TA Sector Research

Malaysia Airports Holdings - A New Lease of Life

sectoranalyst
Publish date: Wed, 01 Mar 2017, 05:02 PM

Review

  • MAHB’s FY16 core profit of RM93.2mn came in within our expectation but above consensus estimates. For this quarter, the board proposed a final single-tier dividend of 6sen/share, bringing YTD dividend to 10sen/share for FY16 or dividend yield of 1.5%.
  • MAHB’s FY16 profit rose to RM93.2mn versus FY15’s RM23.3mn on the back of higher revenue (+8%) and lower depreciation and amortization (- 5.5%). The increase in revenue was anchored by higher passenger traffic seen in Malaysia for both international (+8.3%) and domestic (4.6%) segments (see Chart 1 & 2). This has offset the decline in international passenger movement in Turkey (-2.1%). Meanwhile, the decrease in depreciation and amortization was due to extension of operating agreement.
  • The increase in revenue was also led by the retail segment where Eraman recorded higher revenue of 13% for FY16 (see Chart 5 & 6). The rise in duty free sales was in line with the growth in passenger traffic and also due to increase in high-end customers. Besides, the company also recorded higher rental and royalty income of 2% and 38% YoY respectively for FY16 (see Chart 5 & 6).

Impact

  • We raise our FY17/18 earnings projections by 5.3/5.0% after: 1) incorporating the unaudited FY16 earnings into our forecast; 2) revising passenger growth forecast downward to 7.2% (from 10% previously) for ISG operation in line with management guidance. For Malaysia operation, we maintain our FY17 passenger growth forecast of 4.8% vs management target of 6.5%.

Outlook

  • Looking into 2017, management targets 6.5% growth in passenger traffic in Malaysia and 7.2% growth in Turkey. The growth in Malaysia is expected to be driven by the domestic segment (8.2%) and international (4.7%).
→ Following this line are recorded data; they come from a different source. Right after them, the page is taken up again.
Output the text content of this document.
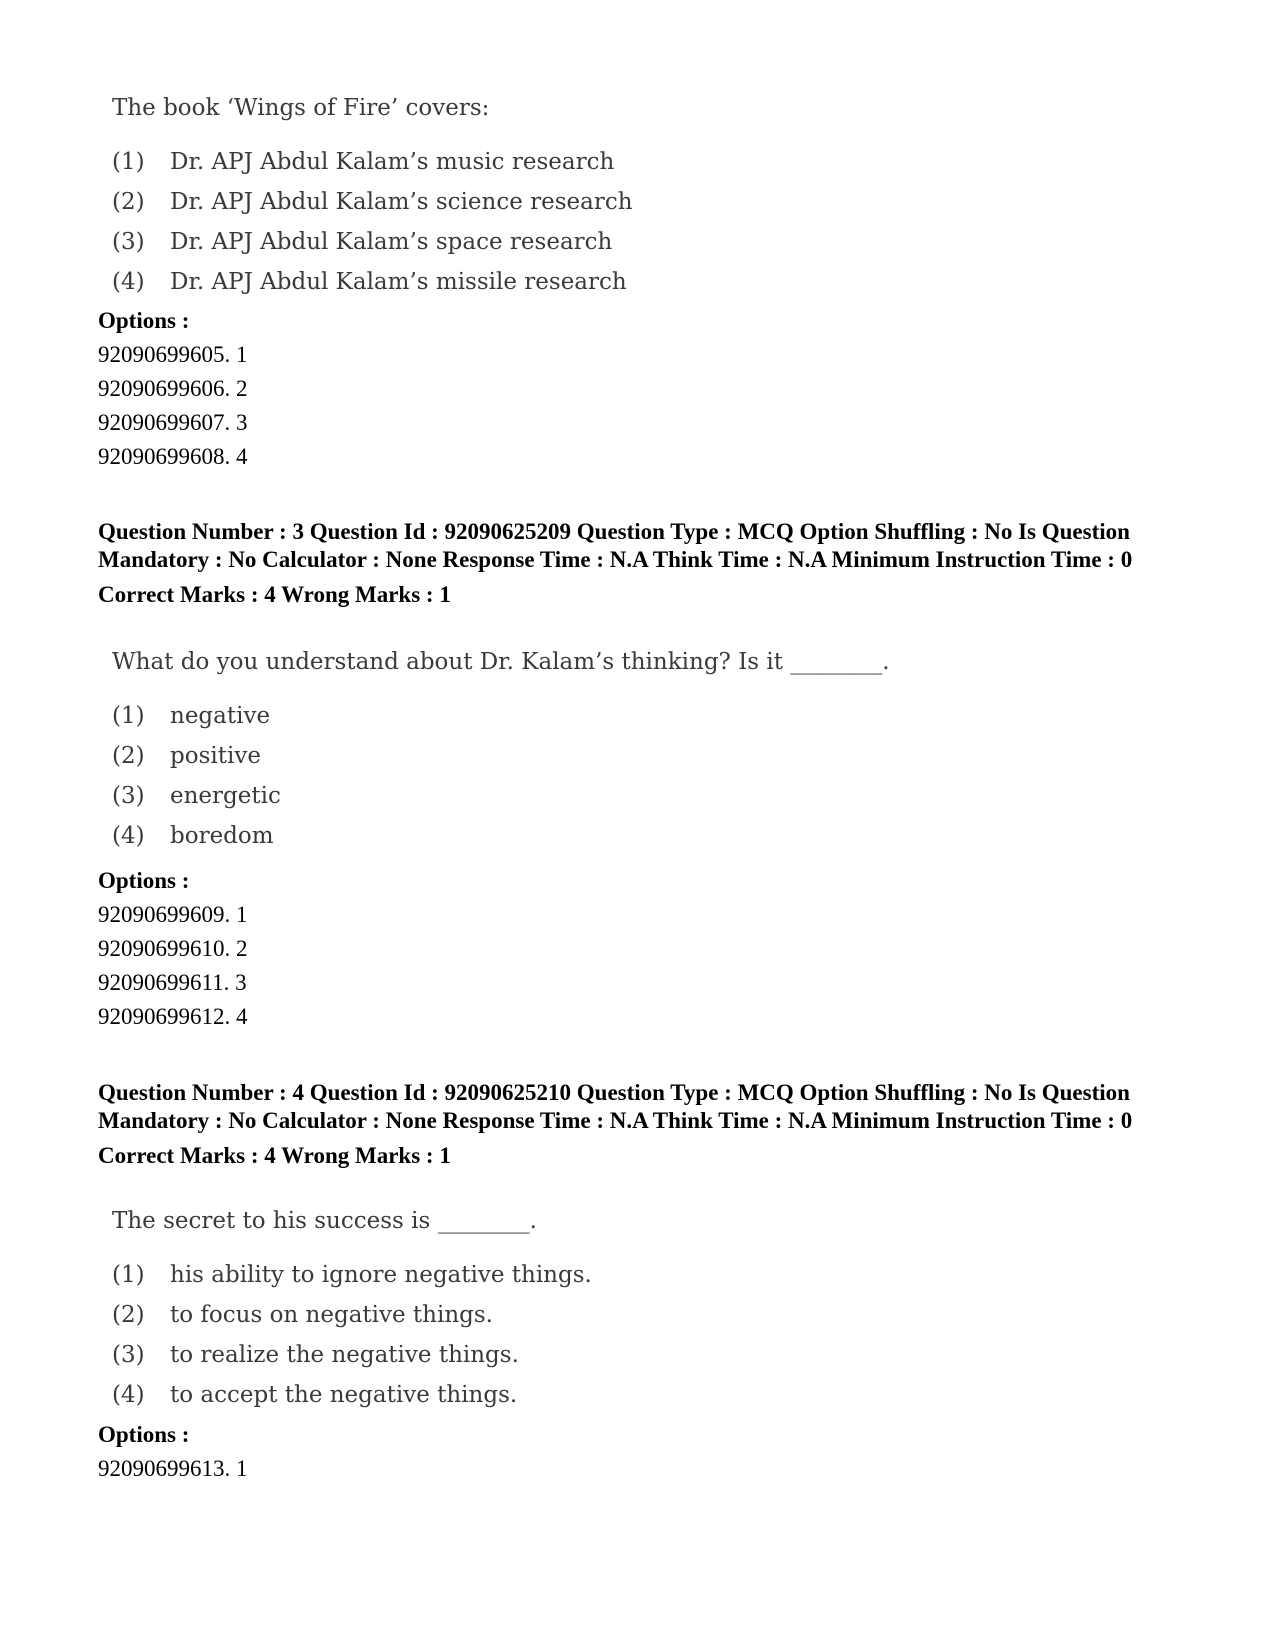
The book ‘Wings of Fire’ covers:
(1)	Dr. APJ Abdul Kalam’s music research
(2)	Dr. APJ Abdul Kalam’s science research
(3)	Dr. APJ Abdul Kalam’s space research
(4)	Dr. APJ Abdul Kalam’s missile research
Options :
92090699605. 1
92090699606. 2
92090699607. 3
92090699608. 4

Question Number : 3 Question Id : 92090625209 Question Type : MCQ Option Shuffling : No Is Question Mandatory : No Calculator : None Response Time : N.A Think Time : N.A Minimum Instruction Time : 0

Correct Marks : 4 Wrong Marks : 1
What do you understand about Dr. Kalam’s thinking? Is it ________.
(1)	negative
(2)	positive
(3)	energetic
(4)	boredom
Options :
92090699609. 1
92090699610. 2
92090699611. 3
92090699612. 4

Question Number : 4 Question Id : 92090625210 Question Type : MCQ Option Shuffling : No Is Question Mandatory : No Calculator : None Response Time : N.A Think Time : N.A Minimum Instruction Time : 0

Correct Marks : 4 Wrong Marks : 1
The secret to his success is ________.
(1)	his ability to ignore negative things.
(2)	to focus on negative things.
(3)	to realize the negative things.
(4)	to accept the negative things.
Options :
92090699613. 1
In Turkey, the growth is expected to come from the international (12.7%) and domestic (4.6%) segments.
  • Management introduces its FY17 KPIs where the group’s EBITDA is expected to hit RM1.79bn for 2017. This is slightly lower than FY16 despite higher passenger growth target as maintenance cost is expected to increase this year following the end of defect liability period for KLIA2.
  • For Aeropolis, management reiterates that it would adopt an asset-light approach when assessing various development proposals. As such, any initiatives would be in partnership manner to ensure minimal capex from MAHB.
  • Recently, MAHB obtained approval from the government on the extension of operating agreement to 2069 (see report dated 6 February 2017). We understand that new terms and conditions (T&Cs), which are currently studied by the negotiation committee, will be replacements for existing T&Cs. We are of the view that the new T&Cs would likely be favourable to MAHB. Our basis is premised on: 1) negotiation committee does not have any airline operators, who may suggest lower PSC in the future; 2) the government may agree to lower the user fee structure and Khazanah may take the opportunity to divest its stake in MAHB further when MAHB share price increases.

Valuation

  • We continue to think the new operating agreement means a new lease of life to MAHB, where new terms and conditions will be relatively favourable than the existing one. Maintain Buy on MAHB with higher DCF valuation of RM7.68/share (from RM7.66 previously) based on discount rate of 10.7%.